Two years later Lewknor was himself caught in the web of treason. As the brother-in-law of the exile Thomas Wroth he was doubtless in touch with dissidents. On 1 Feb. 1556 he and William West, the disabled heir of the 9th Lord la Warr, were informed by Henry Peckham of the conspiracy being hatched by Sir Henry Dudley and asked to procure a copy of Henry VIII’s will as proof of the Queen’s ineligibility to wear the crown; this Lewknor did, sending the document to West’s house in St. Dunstan’s, Farringdon Without, where it was handed over to Peckham.
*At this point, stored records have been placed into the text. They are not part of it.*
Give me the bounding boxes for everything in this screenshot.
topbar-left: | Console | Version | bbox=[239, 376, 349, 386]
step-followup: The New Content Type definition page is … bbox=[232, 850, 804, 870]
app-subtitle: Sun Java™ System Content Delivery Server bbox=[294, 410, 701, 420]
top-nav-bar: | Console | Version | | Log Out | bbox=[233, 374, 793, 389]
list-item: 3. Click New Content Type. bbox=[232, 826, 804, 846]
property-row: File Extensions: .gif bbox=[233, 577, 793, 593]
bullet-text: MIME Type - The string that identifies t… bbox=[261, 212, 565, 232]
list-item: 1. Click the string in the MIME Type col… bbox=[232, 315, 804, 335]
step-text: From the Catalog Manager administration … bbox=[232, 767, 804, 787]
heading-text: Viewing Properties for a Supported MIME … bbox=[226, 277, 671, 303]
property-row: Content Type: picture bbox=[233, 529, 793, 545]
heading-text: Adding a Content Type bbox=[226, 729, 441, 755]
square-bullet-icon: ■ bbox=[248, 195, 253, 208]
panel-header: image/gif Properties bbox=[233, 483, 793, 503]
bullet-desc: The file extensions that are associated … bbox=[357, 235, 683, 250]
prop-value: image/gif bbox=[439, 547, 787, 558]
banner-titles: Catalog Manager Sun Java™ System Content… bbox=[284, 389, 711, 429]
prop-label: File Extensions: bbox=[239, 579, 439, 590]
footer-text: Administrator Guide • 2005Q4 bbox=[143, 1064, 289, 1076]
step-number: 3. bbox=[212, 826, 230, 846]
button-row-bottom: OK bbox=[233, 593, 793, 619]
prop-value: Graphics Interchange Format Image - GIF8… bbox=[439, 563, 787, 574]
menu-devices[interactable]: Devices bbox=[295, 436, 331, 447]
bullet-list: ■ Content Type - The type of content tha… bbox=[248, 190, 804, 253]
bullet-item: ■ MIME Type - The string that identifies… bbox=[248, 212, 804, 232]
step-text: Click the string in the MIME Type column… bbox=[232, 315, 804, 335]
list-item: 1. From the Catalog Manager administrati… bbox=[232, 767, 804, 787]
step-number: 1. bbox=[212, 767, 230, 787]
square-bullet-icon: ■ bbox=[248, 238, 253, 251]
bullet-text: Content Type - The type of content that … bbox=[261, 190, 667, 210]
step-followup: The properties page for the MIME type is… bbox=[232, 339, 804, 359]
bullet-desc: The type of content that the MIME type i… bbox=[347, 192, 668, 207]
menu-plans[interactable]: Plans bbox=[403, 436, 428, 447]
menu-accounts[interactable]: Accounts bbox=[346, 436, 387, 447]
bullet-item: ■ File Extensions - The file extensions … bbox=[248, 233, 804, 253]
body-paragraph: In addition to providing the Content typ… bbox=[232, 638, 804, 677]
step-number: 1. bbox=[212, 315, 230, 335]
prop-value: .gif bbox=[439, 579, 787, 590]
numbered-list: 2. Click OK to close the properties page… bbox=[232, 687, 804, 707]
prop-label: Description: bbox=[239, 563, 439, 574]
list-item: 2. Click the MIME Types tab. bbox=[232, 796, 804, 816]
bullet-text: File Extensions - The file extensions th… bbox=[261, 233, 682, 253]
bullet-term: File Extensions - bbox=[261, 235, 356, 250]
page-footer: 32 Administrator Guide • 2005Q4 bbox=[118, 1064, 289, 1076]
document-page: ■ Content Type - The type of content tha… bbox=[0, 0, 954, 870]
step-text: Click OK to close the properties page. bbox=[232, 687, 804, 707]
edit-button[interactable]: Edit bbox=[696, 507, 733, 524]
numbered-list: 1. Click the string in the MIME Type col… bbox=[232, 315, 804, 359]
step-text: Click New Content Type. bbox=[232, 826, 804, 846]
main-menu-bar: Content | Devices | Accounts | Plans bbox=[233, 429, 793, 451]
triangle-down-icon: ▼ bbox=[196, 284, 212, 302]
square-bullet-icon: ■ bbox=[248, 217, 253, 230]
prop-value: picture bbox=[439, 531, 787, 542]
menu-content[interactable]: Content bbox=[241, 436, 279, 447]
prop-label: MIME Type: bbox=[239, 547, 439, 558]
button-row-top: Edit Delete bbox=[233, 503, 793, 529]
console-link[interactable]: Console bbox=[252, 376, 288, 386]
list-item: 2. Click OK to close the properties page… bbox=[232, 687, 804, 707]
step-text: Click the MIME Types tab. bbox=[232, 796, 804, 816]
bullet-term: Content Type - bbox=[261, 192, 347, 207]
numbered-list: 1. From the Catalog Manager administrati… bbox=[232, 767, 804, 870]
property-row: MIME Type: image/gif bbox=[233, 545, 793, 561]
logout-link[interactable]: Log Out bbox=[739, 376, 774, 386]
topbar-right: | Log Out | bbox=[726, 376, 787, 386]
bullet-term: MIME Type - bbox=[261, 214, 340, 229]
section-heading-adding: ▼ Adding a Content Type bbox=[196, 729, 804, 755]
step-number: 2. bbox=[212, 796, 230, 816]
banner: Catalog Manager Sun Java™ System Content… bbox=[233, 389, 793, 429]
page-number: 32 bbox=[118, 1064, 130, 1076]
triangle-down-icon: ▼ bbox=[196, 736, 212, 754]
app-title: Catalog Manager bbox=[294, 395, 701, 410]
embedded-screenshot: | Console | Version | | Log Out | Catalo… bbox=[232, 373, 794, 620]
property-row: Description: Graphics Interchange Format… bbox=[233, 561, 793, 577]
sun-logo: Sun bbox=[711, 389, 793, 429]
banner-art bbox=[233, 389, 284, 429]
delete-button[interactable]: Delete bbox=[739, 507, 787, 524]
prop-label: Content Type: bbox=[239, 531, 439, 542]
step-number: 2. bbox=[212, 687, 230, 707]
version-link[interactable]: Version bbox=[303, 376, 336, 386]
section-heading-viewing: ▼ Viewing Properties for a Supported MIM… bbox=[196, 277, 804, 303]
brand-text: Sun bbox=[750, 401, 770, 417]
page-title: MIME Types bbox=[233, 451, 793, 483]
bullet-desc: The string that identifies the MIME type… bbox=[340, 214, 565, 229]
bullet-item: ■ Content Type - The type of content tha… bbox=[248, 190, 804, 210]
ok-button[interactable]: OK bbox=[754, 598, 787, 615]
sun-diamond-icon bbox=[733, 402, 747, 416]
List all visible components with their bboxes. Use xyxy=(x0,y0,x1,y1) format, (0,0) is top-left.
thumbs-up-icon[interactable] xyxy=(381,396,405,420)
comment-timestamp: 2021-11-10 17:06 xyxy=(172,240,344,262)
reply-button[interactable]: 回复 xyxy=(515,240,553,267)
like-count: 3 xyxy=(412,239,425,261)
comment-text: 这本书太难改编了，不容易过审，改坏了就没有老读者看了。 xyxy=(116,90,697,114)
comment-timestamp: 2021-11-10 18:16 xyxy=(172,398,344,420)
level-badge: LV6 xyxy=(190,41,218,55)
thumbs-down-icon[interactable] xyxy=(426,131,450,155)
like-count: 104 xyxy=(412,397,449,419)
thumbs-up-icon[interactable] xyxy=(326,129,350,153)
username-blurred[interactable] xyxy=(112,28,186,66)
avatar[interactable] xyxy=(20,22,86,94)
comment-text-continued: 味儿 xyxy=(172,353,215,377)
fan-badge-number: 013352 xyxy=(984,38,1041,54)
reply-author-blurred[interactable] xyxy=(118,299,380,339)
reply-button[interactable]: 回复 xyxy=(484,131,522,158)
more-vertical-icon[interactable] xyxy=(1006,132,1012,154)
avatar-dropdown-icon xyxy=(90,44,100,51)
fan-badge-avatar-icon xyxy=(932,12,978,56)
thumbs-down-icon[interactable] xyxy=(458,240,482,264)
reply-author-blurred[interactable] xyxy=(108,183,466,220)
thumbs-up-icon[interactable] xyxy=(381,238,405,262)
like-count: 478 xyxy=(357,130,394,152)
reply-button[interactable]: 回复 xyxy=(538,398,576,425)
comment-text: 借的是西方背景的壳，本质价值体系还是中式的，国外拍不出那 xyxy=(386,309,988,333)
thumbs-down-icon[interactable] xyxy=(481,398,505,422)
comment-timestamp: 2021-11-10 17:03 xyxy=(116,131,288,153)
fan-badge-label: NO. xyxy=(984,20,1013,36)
He was also said to have had meetings with sympathisers both at his house in Sussex and in London, and more vaguely to have been privy to a plot to kill the Queen during a card game. On 6 June 1556 Lewknor was taken to the Tower and on 15 June he was tried at Guildhall and sentenced to death for treason. He was among those whose execution was deferred, and he would probably have been pardoned but for his death on 6 Sept. in the Tower, where for several weeks his wife and one of his daughters had been lodged with him ‘for his better comfort’. The lieutenant of the Tower, Sir Henry Bedingfield (with whom he had sat in the Commons), reported that he had died without the sacrament but had asked the Queen to forgive him and to spare his wife and children. This Mary did to the extent of speedily restoring to Dorothy Lewknor the manors of Hamsey and Kingston Buci, although not all the movable property was returned: thus the moiety of a ship, the Bark of Shoreham, was sold to a Household servant. Lewknor’s heir Edward was restored in blood in March 1559 and was to become a leading Puritan Member of seven Elizabethan Parliaments.5

Ref Volumes: 1509-1558

Author: R. J.W. Swales

Notes

  • 1. Date of birth estimated from age at fa.’s death. Suss. Arch. Colls. iii. 92-102; Suss. Rec. Soc. xiv. 142.
  • 2. CPR, 1553-4, pp. 24, 37; 1554-5, p. 111.
  • 3. LP Hen. VIII, vi; PCC 28 Maynwaryng, 39 Porch, 36 Hogen; APC, i. 289.
  • 4. Suss. Arch. Colls. iii. 89; CPR, 1553, p. 102; SP10/19/61; 12/1/15; Suss. Rec. Soc. xxxvi. 106; City of London RO, Guildhall, rep. 12(1), f. 209v.
  • 5. CPR, 1555-7, pp. 451, 531, 539; SP11/8/68; E. H. Harbison, Rival Ambassadors at Ct. of Q. Mary, 198; D. M. Loades, Two Tudor Conspiracies, 208 and n, 228, 232-3, 236; E101/63/20; HMC 3rd Rep. 239; Harl. 608, f. 70v.